Presidential hopeful Barack Obama held consultations Saturday in Kabul with Afghan government officials. He discussed the rapidly deteriorating security situation in the country. I heard him on television at one point pledging to defeat the Taliban.
Aljazeera is showing footage of him addressing US troops who are going wild for him, and shooting hoops in the base gym. Meanwhile, the Prime Minister of Iraq, endorsed Obama’s plan for a withdrawal US troops from Iraq. Although al-Maliki said he was not choosing up sides in the presidential race, it seems clear that he’d be much more comfortable with Obama.
CBS reports on the trip, which included a stop at the provincial eastern Pushtun city of Jalalabad.
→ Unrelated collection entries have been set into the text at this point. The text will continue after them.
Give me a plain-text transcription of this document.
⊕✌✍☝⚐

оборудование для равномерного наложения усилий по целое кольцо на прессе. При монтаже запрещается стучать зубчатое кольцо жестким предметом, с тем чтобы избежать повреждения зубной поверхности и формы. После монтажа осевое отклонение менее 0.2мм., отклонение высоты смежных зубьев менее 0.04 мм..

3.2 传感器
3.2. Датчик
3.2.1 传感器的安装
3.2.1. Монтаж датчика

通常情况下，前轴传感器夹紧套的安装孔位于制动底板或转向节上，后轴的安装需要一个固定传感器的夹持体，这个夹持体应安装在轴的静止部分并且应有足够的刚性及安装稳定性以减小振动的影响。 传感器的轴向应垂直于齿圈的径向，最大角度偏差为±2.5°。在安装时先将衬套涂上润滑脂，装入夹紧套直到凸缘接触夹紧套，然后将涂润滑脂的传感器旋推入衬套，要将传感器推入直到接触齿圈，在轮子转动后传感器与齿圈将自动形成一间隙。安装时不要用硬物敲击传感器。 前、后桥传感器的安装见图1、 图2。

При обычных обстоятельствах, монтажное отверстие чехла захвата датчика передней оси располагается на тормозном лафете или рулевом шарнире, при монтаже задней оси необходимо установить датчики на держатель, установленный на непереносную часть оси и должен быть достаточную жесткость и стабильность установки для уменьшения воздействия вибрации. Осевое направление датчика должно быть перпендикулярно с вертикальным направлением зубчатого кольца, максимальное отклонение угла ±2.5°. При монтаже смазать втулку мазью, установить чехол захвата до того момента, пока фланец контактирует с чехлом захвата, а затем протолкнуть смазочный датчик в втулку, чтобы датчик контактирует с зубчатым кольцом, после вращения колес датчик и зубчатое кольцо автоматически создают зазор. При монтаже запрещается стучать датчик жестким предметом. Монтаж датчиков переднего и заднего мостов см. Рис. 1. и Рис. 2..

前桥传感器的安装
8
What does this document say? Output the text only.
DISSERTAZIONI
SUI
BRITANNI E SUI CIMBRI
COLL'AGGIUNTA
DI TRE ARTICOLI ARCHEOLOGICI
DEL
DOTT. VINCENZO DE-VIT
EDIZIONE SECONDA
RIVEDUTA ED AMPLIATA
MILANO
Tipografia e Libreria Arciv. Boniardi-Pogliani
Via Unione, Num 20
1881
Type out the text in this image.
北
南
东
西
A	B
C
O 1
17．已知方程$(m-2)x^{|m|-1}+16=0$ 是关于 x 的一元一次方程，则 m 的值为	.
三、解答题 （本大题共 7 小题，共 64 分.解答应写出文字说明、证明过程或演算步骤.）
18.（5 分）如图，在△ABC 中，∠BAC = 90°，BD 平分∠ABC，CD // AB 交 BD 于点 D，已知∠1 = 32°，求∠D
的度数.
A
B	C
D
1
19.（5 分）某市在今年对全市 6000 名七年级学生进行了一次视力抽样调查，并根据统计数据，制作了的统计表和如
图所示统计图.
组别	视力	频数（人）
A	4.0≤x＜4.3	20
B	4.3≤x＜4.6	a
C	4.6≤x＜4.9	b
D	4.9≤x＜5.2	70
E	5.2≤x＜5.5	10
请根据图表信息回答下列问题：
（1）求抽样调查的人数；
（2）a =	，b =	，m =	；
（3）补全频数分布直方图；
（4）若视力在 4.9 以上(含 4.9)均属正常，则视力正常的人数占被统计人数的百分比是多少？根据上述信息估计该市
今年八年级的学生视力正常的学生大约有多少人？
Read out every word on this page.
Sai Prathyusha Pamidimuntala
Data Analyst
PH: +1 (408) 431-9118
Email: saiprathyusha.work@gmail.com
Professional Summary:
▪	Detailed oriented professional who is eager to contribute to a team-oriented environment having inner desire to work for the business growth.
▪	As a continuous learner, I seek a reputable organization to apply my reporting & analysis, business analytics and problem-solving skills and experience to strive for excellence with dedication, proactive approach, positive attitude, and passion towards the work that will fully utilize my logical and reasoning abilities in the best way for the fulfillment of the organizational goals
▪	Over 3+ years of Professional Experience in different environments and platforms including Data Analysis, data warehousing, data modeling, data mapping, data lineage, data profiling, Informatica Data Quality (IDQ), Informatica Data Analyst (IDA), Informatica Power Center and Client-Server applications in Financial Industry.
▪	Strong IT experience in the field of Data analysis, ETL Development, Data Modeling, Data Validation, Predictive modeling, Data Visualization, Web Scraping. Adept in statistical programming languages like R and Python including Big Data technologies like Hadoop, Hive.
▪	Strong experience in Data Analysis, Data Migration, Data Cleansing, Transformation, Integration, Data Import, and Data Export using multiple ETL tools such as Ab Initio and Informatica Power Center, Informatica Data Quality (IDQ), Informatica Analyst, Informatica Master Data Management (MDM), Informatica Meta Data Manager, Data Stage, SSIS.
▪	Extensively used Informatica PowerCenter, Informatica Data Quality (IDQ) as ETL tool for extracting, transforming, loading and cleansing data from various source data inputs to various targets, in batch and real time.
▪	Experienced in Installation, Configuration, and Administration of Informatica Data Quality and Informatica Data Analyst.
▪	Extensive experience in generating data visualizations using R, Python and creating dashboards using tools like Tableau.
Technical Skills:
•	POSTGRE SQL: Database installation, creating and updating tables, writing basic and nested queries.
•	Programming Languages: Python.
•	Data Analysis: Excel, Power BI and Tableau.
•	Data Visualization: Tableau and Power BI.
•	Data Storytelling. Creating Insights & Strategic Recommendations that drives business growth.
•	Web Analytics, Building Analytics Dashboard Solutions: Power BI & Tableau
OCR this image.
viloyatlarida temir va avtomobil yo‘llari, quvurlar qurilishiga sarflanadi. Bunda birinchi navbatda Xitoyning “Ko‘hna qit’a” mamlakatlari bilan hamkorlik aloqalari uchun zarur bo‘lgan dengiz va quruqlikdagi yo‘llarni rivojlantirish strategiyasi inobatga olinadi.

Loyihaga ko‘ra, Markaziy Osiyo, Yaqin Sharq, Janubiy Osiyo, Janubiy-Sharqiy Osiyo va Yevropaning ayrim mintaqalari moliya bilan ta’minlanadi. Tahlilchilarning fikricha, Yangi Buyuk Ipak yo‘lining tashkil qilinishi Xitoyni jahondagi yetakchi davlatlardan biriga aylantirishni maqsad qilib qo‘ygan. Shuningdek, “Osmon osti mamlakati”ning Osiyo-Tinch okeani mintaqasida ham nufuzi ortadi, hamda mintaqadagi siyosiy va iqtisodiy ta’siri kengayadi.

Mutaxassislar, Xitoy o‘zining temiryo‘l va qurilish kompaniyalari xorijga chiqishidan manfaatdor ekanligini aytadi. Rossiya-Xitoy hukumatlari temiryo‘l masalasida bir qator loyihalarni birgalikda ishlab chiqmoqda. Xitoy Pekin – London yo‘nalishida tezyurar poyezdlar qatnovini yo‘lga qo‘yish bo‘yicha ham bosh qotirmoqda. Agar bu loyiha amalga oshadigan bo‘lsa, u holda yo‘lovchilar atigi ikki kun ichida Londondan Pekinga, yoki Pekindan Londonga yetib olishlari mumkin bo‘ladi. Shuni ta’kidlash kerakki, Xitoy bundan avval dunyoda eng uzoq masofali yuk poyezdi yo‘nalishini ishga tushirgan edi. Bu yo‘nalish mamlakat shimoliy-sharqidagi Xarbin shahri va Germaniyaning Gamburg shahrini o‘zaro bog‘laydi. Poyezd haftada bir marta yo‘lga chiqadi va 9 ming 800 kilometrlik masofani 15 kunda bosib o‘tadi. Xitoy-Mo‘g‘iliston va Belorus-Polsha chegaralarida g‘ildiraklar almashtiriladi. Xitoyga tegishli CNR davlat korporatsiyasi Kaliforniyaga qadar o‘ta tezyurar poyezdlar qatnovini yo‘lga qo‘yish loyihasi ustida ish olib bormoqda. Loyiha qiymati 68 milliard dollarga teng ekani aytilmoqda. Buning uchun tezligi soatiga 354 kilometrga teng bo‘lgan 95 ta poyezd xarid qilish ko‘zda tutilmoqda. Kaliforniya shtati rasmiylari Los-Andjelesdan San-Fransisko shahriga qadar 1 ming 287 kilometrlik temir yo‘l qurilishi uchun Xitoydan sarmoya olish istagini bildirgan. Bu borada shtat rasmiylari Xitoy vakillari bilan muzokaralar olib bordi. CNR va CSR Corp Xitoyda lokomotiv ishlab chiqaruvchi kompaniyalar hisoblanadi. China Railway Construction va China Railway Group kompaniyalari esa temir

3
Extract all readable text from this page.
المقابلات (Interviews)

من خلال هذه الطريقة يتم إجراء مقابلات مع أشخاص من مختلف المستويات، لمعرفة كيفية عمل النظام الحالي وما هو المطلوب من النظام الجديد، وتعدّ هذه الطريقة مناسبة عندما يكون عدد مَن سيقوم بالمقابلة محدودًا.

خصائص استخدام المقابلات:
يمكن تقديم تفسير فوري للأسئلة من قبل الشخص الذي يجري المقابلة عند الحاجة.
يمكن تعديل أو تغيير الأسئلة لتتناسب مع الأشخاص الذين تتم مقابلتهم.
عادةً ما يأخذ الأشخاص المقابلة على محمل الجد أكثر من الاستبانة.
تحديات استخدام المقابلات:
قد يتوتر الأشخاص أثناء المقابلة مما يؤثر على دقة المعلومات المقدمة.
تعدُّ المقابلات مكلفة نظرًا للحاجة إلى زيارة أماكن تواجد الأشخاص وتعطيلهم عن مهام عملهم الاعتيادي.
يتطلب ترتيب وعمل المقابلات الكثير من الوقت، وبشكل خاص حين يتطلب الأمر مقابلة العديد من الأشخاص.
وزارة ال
I was impressed that Obama got out of the capital.
Violence against NATO troops in Afghanistan is up 40% in 2008 over 2007, and more civilians were killed in the first half of 2008 than in all of 2007. AP has more.
The Observer’s editorial on the situation in Afghanistan points out that the poppy crop this year will be a bumper one, that the Afghanistan government is riddled with corruption, that billions in foreign aid have made little difference (and that they may have been embezzled), and that more foreign troops in the country is unlikely to be the solution.
Remnants of the old Taliban met recently. They are making a united front in the Pushtun areas against outsiders.
Foreign radical vigilantes have been flooding into Afghanistan.